What is the primary difference between a container and a virtual machine?
A virtual machine virtualizes the underlying physical hardware, requiring its own complete guest operating system, virtual drivers, and binaries. In contrast, a container virtualizes only the operating system kernel, sharing the host OS with other containers, which makes it far lighter and faster to boot.
Can server virtualization replace an enterprise disaster recovery plan?
No. Server virtualization provides high availability and fault tolerance within a data center, but it does not constitute a full disaster recovery plan. True disaster recovery requires offsite redundancy, independent backup repositories, and automated orchestration workflows to restore applications if an entire data center goes dark.
How does a hypervisor manage resource contention among VMs?
The hypervisor uses complex scheduling mechanisms to distribute physical resources based on pre-configured rules. Administrators can assign priorities using shares, reservations, and limits to guarantee that mission-critical virtual machines always receive computing resource priority during peak utilization spikes.
Why are hypervisor snapshots not considered true backups?

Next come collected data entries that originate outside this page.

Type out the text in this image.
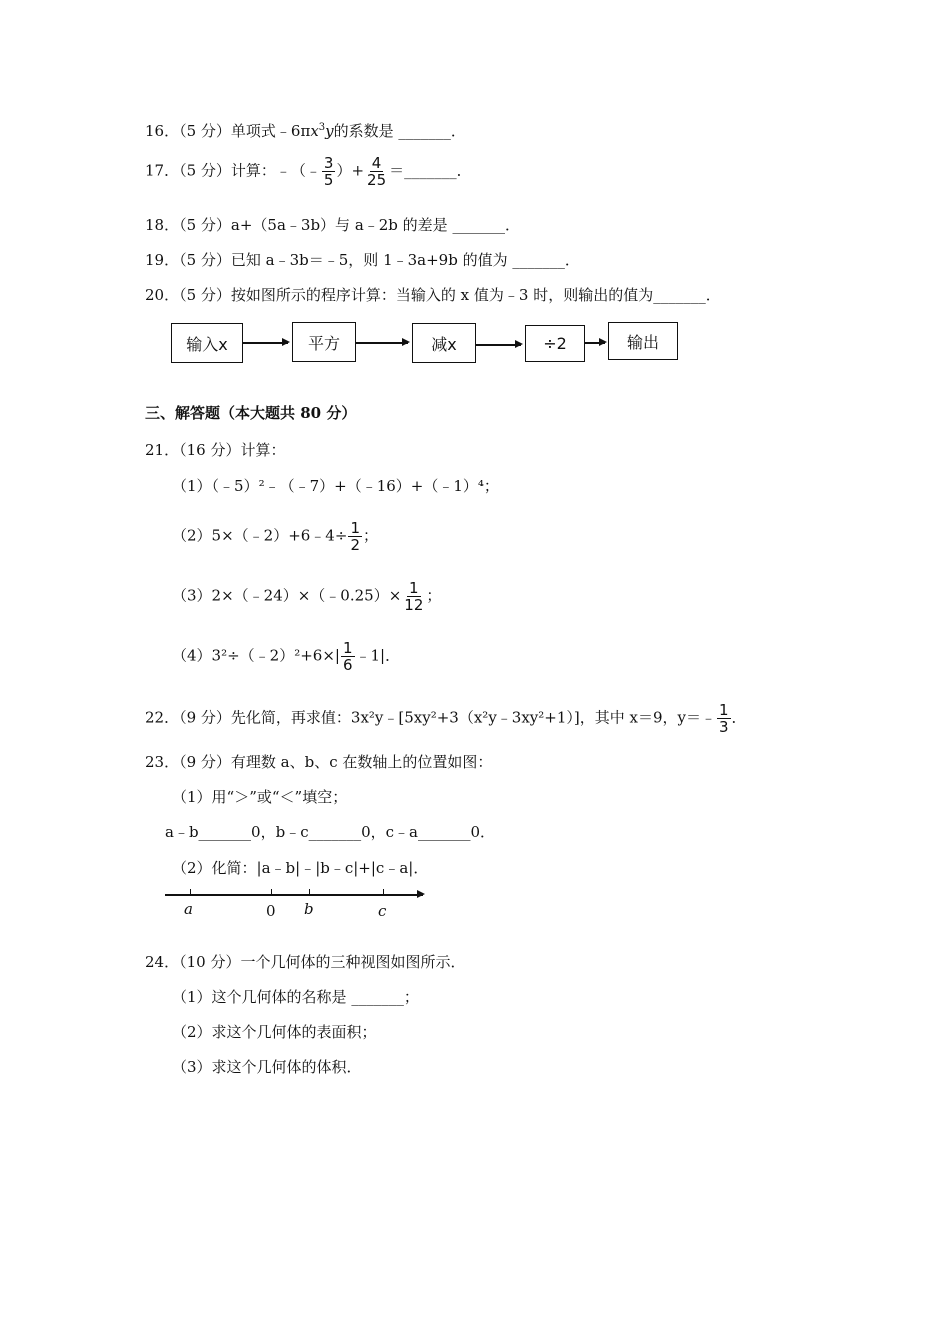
16．（5 分）单项式$﹣6\pi x^3y$的系数是 _______．
17．（5 分）计算：﹣（﹣ $\frac{3}{5}$ ）+ $\frac{4}{25}$ ＝_______．
18．（5 分）a+（5a﹣3b）与 a﹣2b 的差是 _______．
19．（5 分）已知 a﹣3b＝﹣5，则 1﹣3a+9b 的值为 _______．
20．（5 分）按如图所示的程序计算：当输入的 x 值为﹣3 时，则输出的值为_______．
输入x	平方	减x	÷2	输出
三、解答题（本大题共 80 分）
21．（16 分）计算：
（1）（﹣5）²﹣（﹣7）+（﹣16）+（﹣1）⁴；
（2）5×（﹣2）+6﹣4÷ $\frac{1}{2}$ ；
（3）2×（﹣24）×（﹣0.25）× $\frac{1}{12}$ ；
（4）3²÷（﹣2）²+6×| $\frac{1}{6}$ ﹣1|．
22．（9 分）先化简，再求值：3x²y﹣[5xy²+3（x²y﹣3xy²+1）]，其中 x＝9，y＝﹣ $\frac{1}{3}$ ．
23．（9 分）有理数 a、b、c 在数轴上的位置如图：
（1）用“＞”或“＜”填空；
a﹣b_______0，b﹣c_______0，c﹣a_______0．
（2）化简：|a﹣b|﹣|b﹣c|+|c﹣a|．
a	0 b	c
24．（10 分）一个几何体的三种视图如图所示．
（1）这个几何体的名称是 _______；
（2）求这个几何体的表面积；
（3）求这个几何体的体积．
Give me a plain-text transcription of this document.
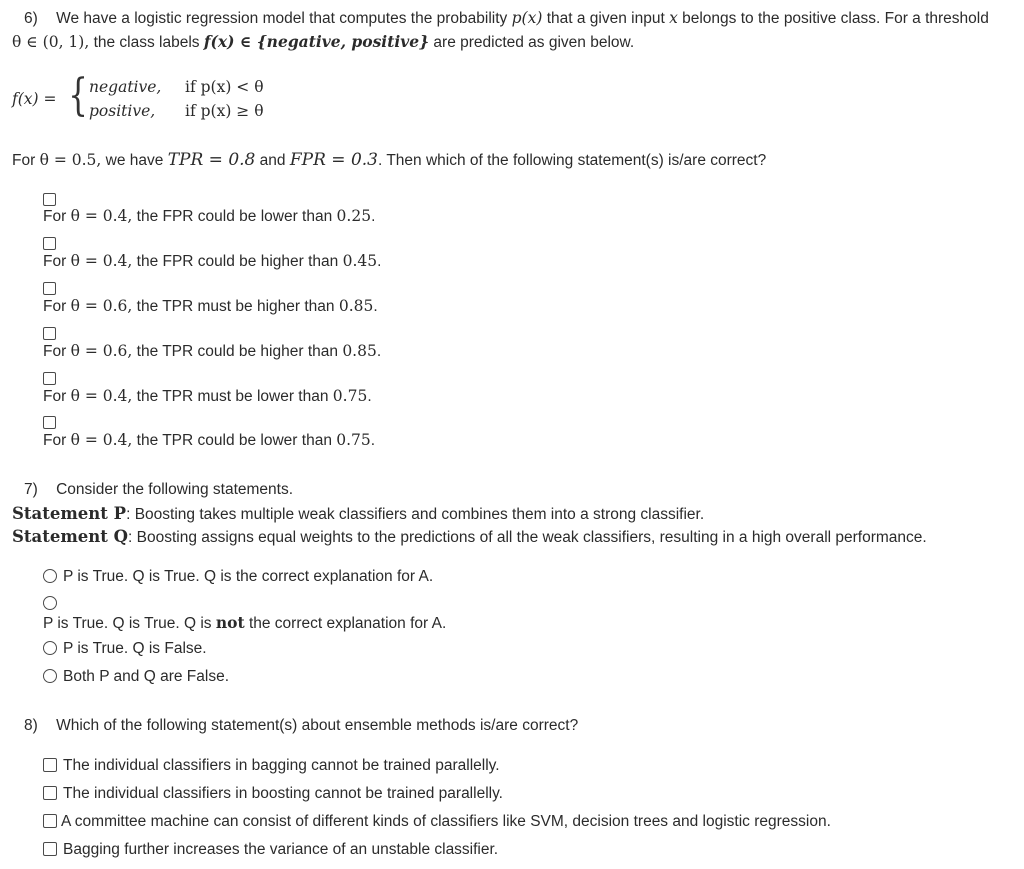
6) We have a logistic regression model that computes the probability p(x) that a given input x belongs to the positive class. For a threshold
θ ∈ (0, 1), the class labels f(x) ∈ {negative, positive} are predicted as given below.
f(x) = { negative, if p(x) < θ
positive, if p(x) ≥ θ
For θ = 0.5, we have TPR = 0.8 and FPR = 0.3. Then which of the following statement(s) is/are correct?
For θ = 0.4, the FPR could be lower than 0.25.
For θ = 0.4, the FPR could be higher than 0.45.
For θ = 0.6, the TPR must be higher than 0.85.
For θ = 0.6, the TPR could be higher than 0.85.
For θ = 0.4, the TPR must be lower than 0.75.
For θ = 0.4, the TPR could be lower than 0.75.
7) Consider the following statements.
Statement P: Boosting takes multiple weak classifiers and combines them into a strong classifier.
Statement Q: Boosting assigns equal weights to the predictions of all the weak classifiers, resulting in a high overall performance.
P is True. Q is True. Q is the correct explanation for A.
P is True. Q is True. Q is not the correct explanation for A.
P is True. Q is False.
Both P and Q are False.
8) Which of the following statement(s) about ensemble methods is/are correct?
The individual classifiers in bagging cannot be trained parallelly.
The individual classifiers in boosting cannot be trained parallelly.
A committee machine can consist of different kinds of classifiers like SVM, decision trees and logistic regression.
Bagging further increases the variance of an unstable classifier.
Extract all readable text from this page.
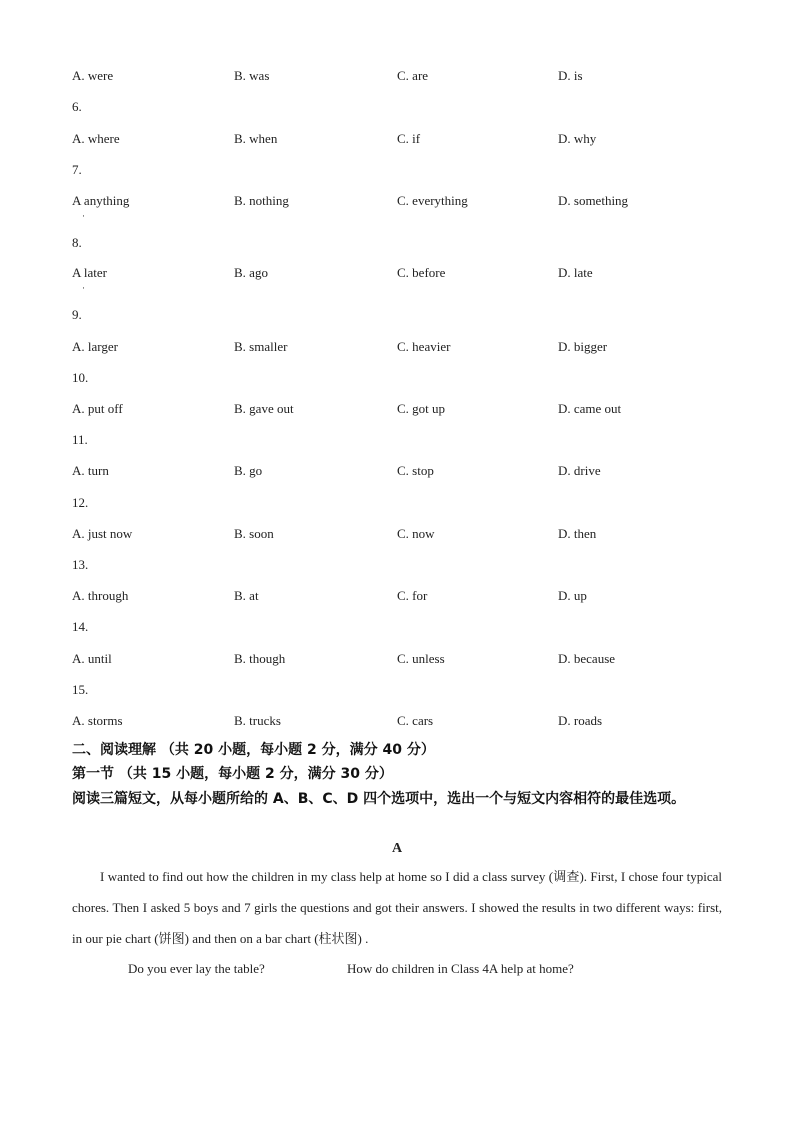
A. were	B. was	C. are	D. is
6.
A. where	B. when	C. if	D. why
7.
A anything	B. nothing	C. everything	D. something
·
8.
A later	B. ago	C. before	D. late
·
9.
A. larger	B. smaller	C. heavier	D. bigger
10.
A. put off	B. gave out	C. got up	D. came out
11.
A. turn	B. go	C. stop	D. drive
12.
A. just now	B. soon	C. now	D. then
13.
A. through	B. at	C. for	D. up
14.
A. until	B. though	C. unless	D. because
15.
A. storms	B. trucks	C. cars	D. roads
二、阅读理解 （共 20 小题，每小题 2 分，满分 40 分）
第一节 （共 15 小题，每小题 2 分，满分 30 分）
阅读三篇短文，从每小题所给的 A、B、C、D 四个选项中，选出一个与短文内容相符的最佳选项。
A
I wanted to find out how the children in my class help at home so I did a class survey (调查). First, I chose four typical chores. Then I asked 5 boys and 7 girls the questions and got their answers. I showed the results in two different ways: first, in our pie chart (饼图) and then on a bar chart (柱状图) .
Do you ever lay the table?	How do children in Class 4A help at home?
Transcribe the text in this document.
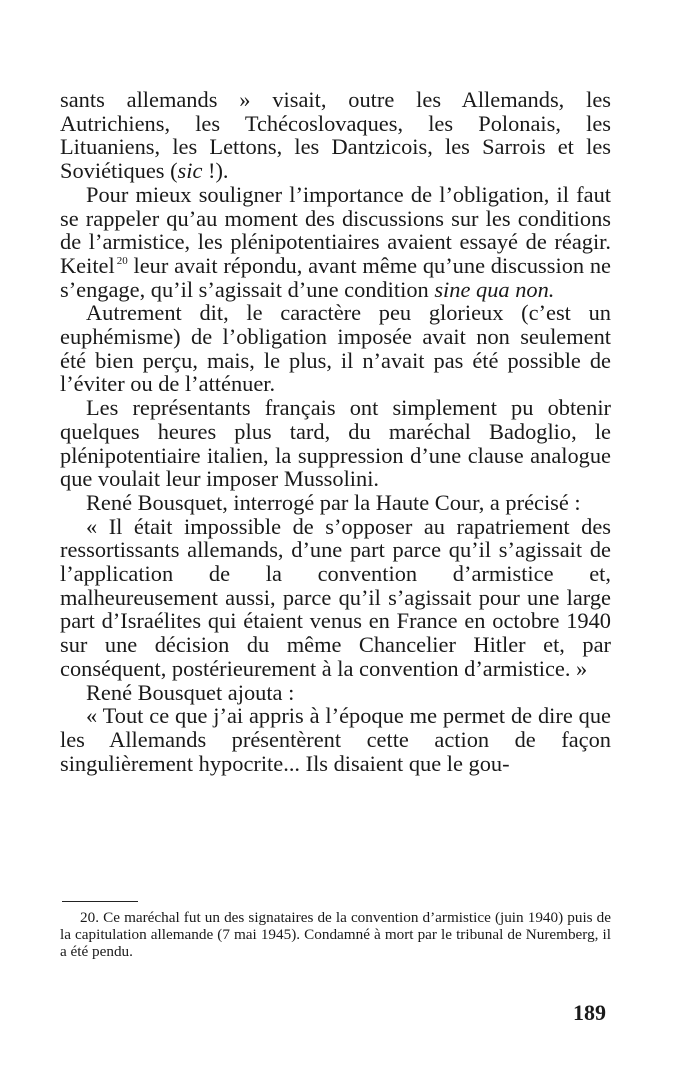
sants allemands » visait, outre les Allemands, les Autrichiens, les Tchécoslovaques, les Polonais, les Lituaniens, les Lettons, les Dantzicois, les Sarrois et les Soviétiques (sic !).

Pour mieux souligner l’importance de l’obligation, il faut se rappeler qu’au moment des discussions sur les conditions de l’armistice, les plénipotentiaires avaient essayé de réagir. Keitel $^{20}$ leur avait répondu, avant même qu’une discussion ne s’engage, qu’il s’agissait d’une condition sine qua non.

Autrement dit, le caractère peu glorieux (c’est un euphémisme) de l’obligation imposée avait non seulement été bien perçu, mais, le plus, il n’avait pas été possible de l’éviter ou de l’atténuer.

Les représentants français ont simplement pu obtenir quelques heures plus tard, du maréchal Badoglio, le plénipotentiaire italien, la suppression d’une clause analogue que voulait leur imposer Mussolini.

René Bousquet, interrogé par la Haute Cour, a précisé :

« Il était impossible de s’opposer au rapatriement des ressortissants allemands, d’une part parce qu’il s’agissait de l’application de la convention d’armistice et, malheureusement aussi, parce qu’il s’agissait pour une large part d’Israélites qui étaient venus en France en octobre 1940 sur une décision du même Chancelier Hitler et, par conséquent, postérieurement à la convention d’armistice. »

René Bousquet ajouta :

« Tout ce que j’ai appris à l’époque me permet de dire que les Allemands présentèrent cette action de façon singulièrement hypocrite... Ils disaient que le gou-

20. Ce maréchal fut un des signataires de la convention d’armistice (juin 1940) puis de la capitulation allemande (7 mai 1945). Condamné à mort par le tribunal de Nuremberg, il a été pendu.

189
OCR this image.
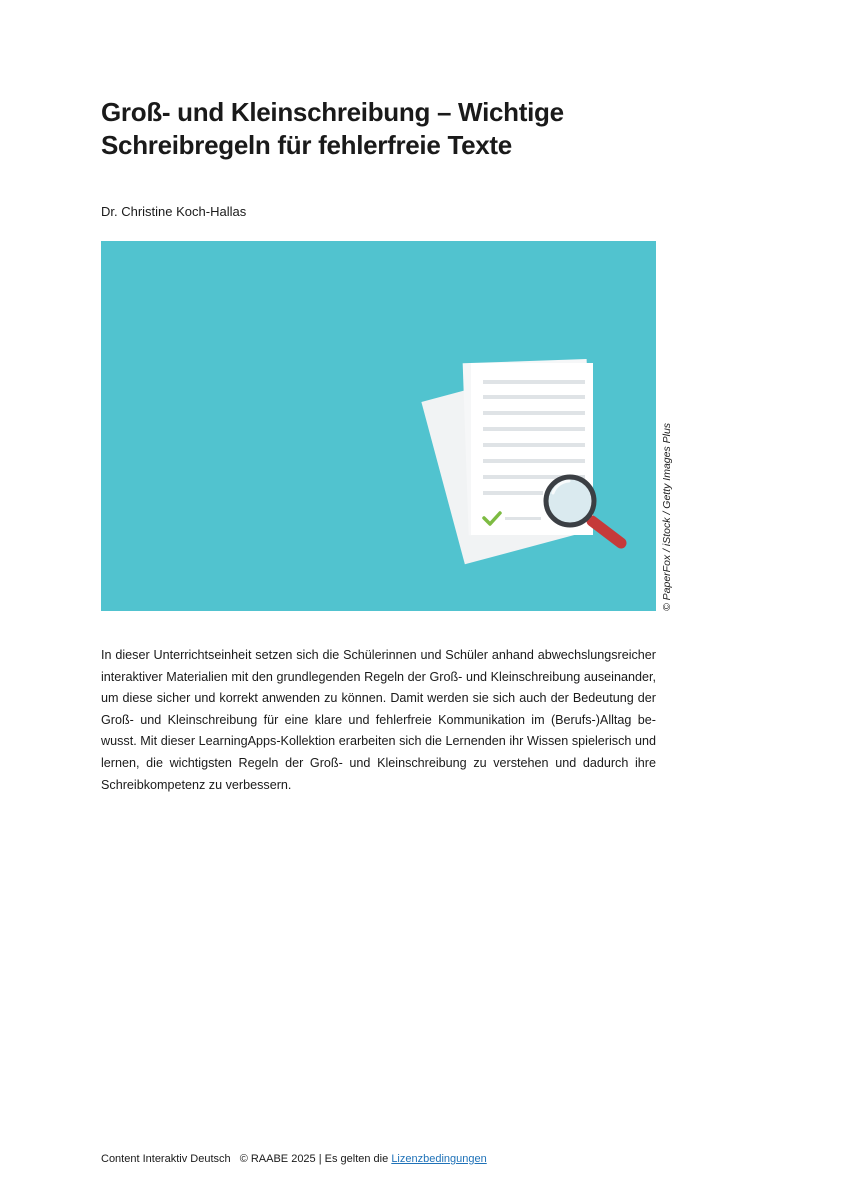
Groß- und Kleinschreibung – Wichtige
Schreibregeln für fehlerfreie Texte
Dr. Christine Koch-Hallas
© PaperFox / iStock / Getty Images Plus

In dieser Unterrichtseinheit setzen sich die Schülerinnen und Schüler anhand abwechslungsreicher interaktiver Materialien mit den grundlegenden Regeln der Groß- und Kleinschreibung auseinander, um diese sicher und korrekt anwenden zu können. Damit werden sie sich auch der Bedeutung der Groß- und Kleinschreibung für eine klare und fehlerfreie Kommunikation im (Berufs-)Alltag bewusst. Mit dieser LearningApps-Kollektion erarbeiten sich die Lernenden ihr Wissen spielerisch und lernen, die wichtigsten Regeln der Groß- und Kleinschreibung zu verstehen und dadurch ihre Schreibkompetenz zu verbessern.

Content Interaktiv Deutsch © RAABE 2025 | Es gelten die Lizenzbedingungen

Snapshots rely entirely on the original parent virtual disk file remaining fully intact and readable. If the primary storage volume suffers physical damage, file corruption, or encryption by ransomware, the snapshot chain becomes completely unrecoverable, making independent backups essential.
What is virtual machine overcommitting?
Overcommitting is a hypervisor feature that allows an IT administrator to allocate more virtual resources (like RAM and vCPUs) to the combined pool of VMs than are physically installed on the host. This maximizes hardware utilization by banking on the fact that different workloads peak at different times.